Breakfast over, her troubles began again. It was washing-day, and just as she was looking forward to a ramble in the fields in glorious independence of nurse’s warnings about spoiling her frock, her dreams were put an end to by Betsy’s mother’s summoning her to take her place at the tub. And oh, my dears, real washing is very different work from the dolls’ laundressing—standing round a wash-hand basin placed on a nursery chair, and wasting ever so much beautiful honey-soap in nice clean hot water, and then when the little fat hands are all “crumply” and puffy “like real washerwomen’s,” rinsing out the miniature garments in still nicer clean cold water, and hanging them round the nursery guard to dry, and most likely ending up by coaxing nurse to clear away all the mess you have made, and to promise to let you iron dolly’s clean clothes the next wet afternoon—which you think so delightful. Judy’s arms ached sorely, sorely, and her head ached too, and she felt all steamy and hot and weary, when at last her share of it was over, and, “for a change,” she was instructed to take the two youngest out for a walk up the lane, while mother boiled the potatoes for dinner.

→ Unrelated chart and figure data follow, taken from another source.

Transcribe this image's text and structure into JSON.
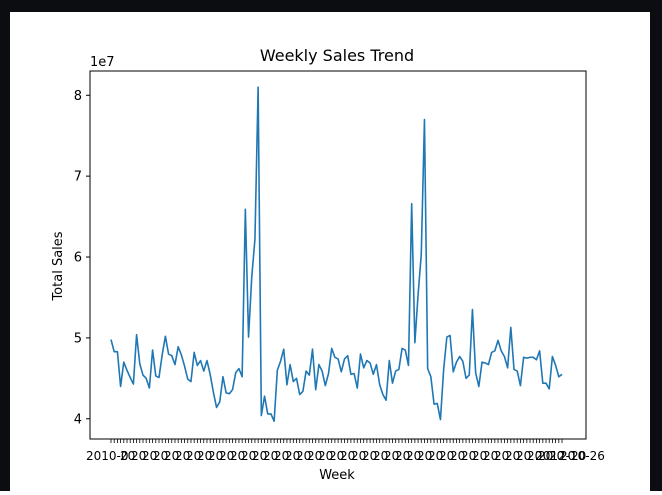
{
  "chart_data": {
    "type": "line",
    "title": "Weekly Sales Trend",
    "xlabel": "Week",
    "ylabel": "Total Sales",
    "y_offset_label": "1e7",
    "y_ticks": [
      4,
      5,
      6,
      7,
      8
    ],
    "ylim": [
      3.75,
      8.3
    ],
    "x_tick_labels_note": "2010-02-05 … 2012-10-26 (overlapping)",
    "x_tick_label_left": "2010-0",
    "x_tick_label_right": "2012-10-26",
    "grid": false,
    "legend": "none",
    "line_color": "#1f77b4",
    "series": [
      {
        "values": [
          4.98,
          4.83,
          4.83,
          4.4,
          4.7,
          4.6,
          4.51,
          4.43,
          5.04,
          4.68,
          4.54,
          4.5,
          4.38,
          4.85,
          4.53,
          4.51,
          4.79,
          5.02,
          4.8,
          4.78,
          4.67,
          4.89,
          4.79,
          4.65,
          4.49,
          4.46,
          4.82,
          4.66,
          4.72,
          4.59,
          4.72,
          4.55,
          4.33,
          4.14,
          4.21,
          4.52,
          4.32,
          4.31,
          4.36,
          4.57,
          4.62,
          4.52,
          6.59,
          5.01,
          5.75,
          6.22,
          8.1,
          4.04,
          4.28,
          4.06,
          4.06,
          3.97,
          4.6,
          4.71,
          4.86,
          4.42,
          4.67,
          4.46,
          4.5,
          4.3,
          4.34,
          4.59,
          4.54,
          4.86,
          4.36,
          4.67,
          4.59,
          4.41,
          4.56,
          4.87,
          4.76,
          4.74,
          4.58,
          4.74,
          4.78,
          4.55,
          4.56,
          4.38,
          4.8,
          4.63,
          4.72,
          4.69,
          4.55,
          4.67,
          4.42,
          4.3,
          4.23,
          4.72,
          4.44,
          4.59,
          4.61,
          4.87,
          4.85,
          4.66,
          6.66,
          4.94,
          5.53,
          6.03,
          7.7,
          4.62,
          4.52,
          4.18,
          4.19,
          3.99,
          4.61,
          5.01,
          5.03,
          4.58,
          4.7,
          4.77,
          4.71,
          4.5,
          4.54,
          5.35,
          4.57,
          4.4,
          4.7,
          4.69,
          4.67,
          4.82,
          4.84,
          4.97,
          4.84,
          4.77,
          4.63,
          5.13,
          4.61,
          4.59,
          4.41,
          4.76,
          4.75,
          4.76,
          4.76,
          4.73,
          4.84,
          4.44,
          4.44,
          4.37,
          4.77,
          4.66,
          4.52,
          4.55
        ]
      }
    ]
  }
}
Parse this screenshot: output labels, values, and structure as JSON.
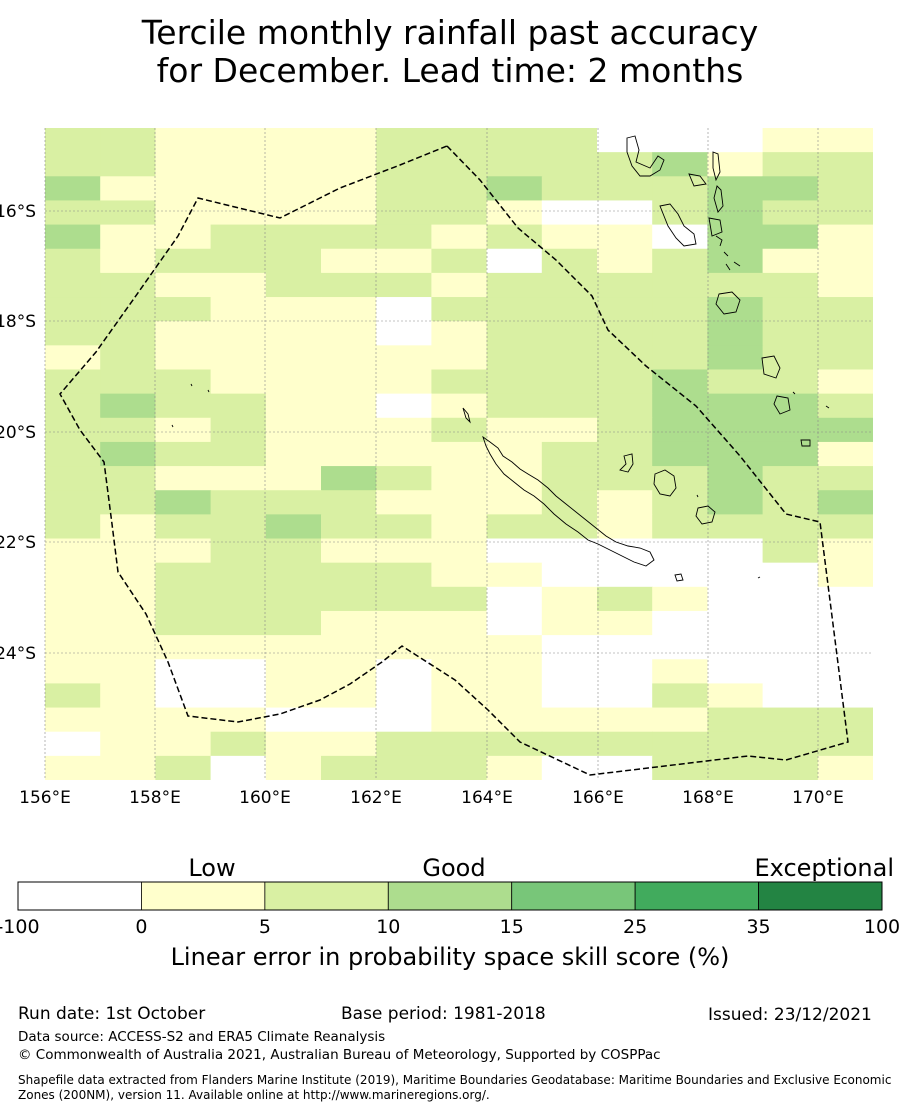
{
  "title_line1": "Tercile monthly rainfall past accuracy",
  "title_line2": "for December. Lead time: 2 months",
  "map": {
    "lon_labels": [
      "156°E",
      "158°E",
      "160°E",
      "162°E",
      "164°E",
      "166°E",
      "168°E",
      "170°E"
    ],
    "lat_labels": [
      "16°S",
      "18°S",
      "20°S",
      "22°S",
      "24°S"
    ],
    "skill_grid": [
      "221111222200011",
      "221111222223122",
      "311111223222332",
      "221111221002322",
      "311222212110331",
      "212221120212311",
      "221122212222221",
      "222111022222322",
      "221111012222322",
      "121111112222322",
      "222111122223221",
      "232211012223332",
      "221211121123333",
      "232211111223331",
      "221113211222322",
      "223222111212323",
      "212232212212222",
      "111221110000021",
      "112222211000001",
      "112222220121000",
      "112221110110000",
      "111111111000000",
      "110011011001000",
      "210011011002100",
      "111100011111222",
      "011211222222222",
      "112012221002221"
    ],
    "colors": {
      "c0": "#ffffff",
      "c1": "#ffffcc",
      "c2": "#d9f0a3",
      "c3": "#addd8e",
      "c4": "#78c679",
      "c5": "#41ab5d",
      "c6": "#238443"
    }
  },
  "legend": {
    "category_low": "Low",
    "category_good": "Good",
    "category_exceptional": "Exceptional",
    "ticks": [
      "-100",
      "0",
      "5",
      "10",
      "15",
      "25",
      "35",
      "100"
    ],
    "title": "Linear error in probability space skill score (%)"
  },
  "footer": {
    "run_date": "Run date: 1st October",
    "base_period": "Base period: 1981-2018",
    "issued": "Issued: 23/12/2021",
    "data_source": "Data source: ACCESS-S2 and ERA5 Climate Reanalysis",
    "copyright": "© Commonwealth of Australia 2021, Australian Bureau of Meteorology, Supported by COSPPac",
    "shapefile": "Shapefile data extracted from Flanders Marine Institute (2019), Maritime Boundaries Geodatabase: Maritime Boundaries and Exclusive Economic Zones (200NM), version 11. Available online at http://www.marineregions.org/."
  }
}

The babies were very tiresome, and though Judy was quite at liberty to manage them in her own way, and to punish them as she had never ventured to punish Lena and Harry at home, she did not find it of much use. She wondered “how ever the real Betsy did;” and I fancy the babies too wondered a good deal in their own way as to what had come over their big sister to-day. Altogether the walk was very far from a pleasure to any of the three, and when at last Judy managed to drag her weary self, and her two hot, cross little charges home again to the cottage, she was by no means in an amiable humour. She would have liked to sit down and rest, and she would have liked to wash her face and hands, and brush her hair—Judy who at home always grumbled at nurse’s summons to “come and be tidied”—but there was no time for anything of the kind. Dinner—the potatoes, that is to say—was ready, and the table must be set at once, ready for father and the boys, and Betsy’s mother told her to “look sharp and bustle about,” in a way that Judy felt to be really a great deal “too bad.” She was hungry, however, and ate her share of potatoes, flavoured with a little dripping and salt, with more appetite than she had sometimes felt for roast mutton and rice pudding, though all the same she would have been exceedingly glad of a little gravy, or even of a plateful of sago pudding, which generally was by no means a favourite dish of hers.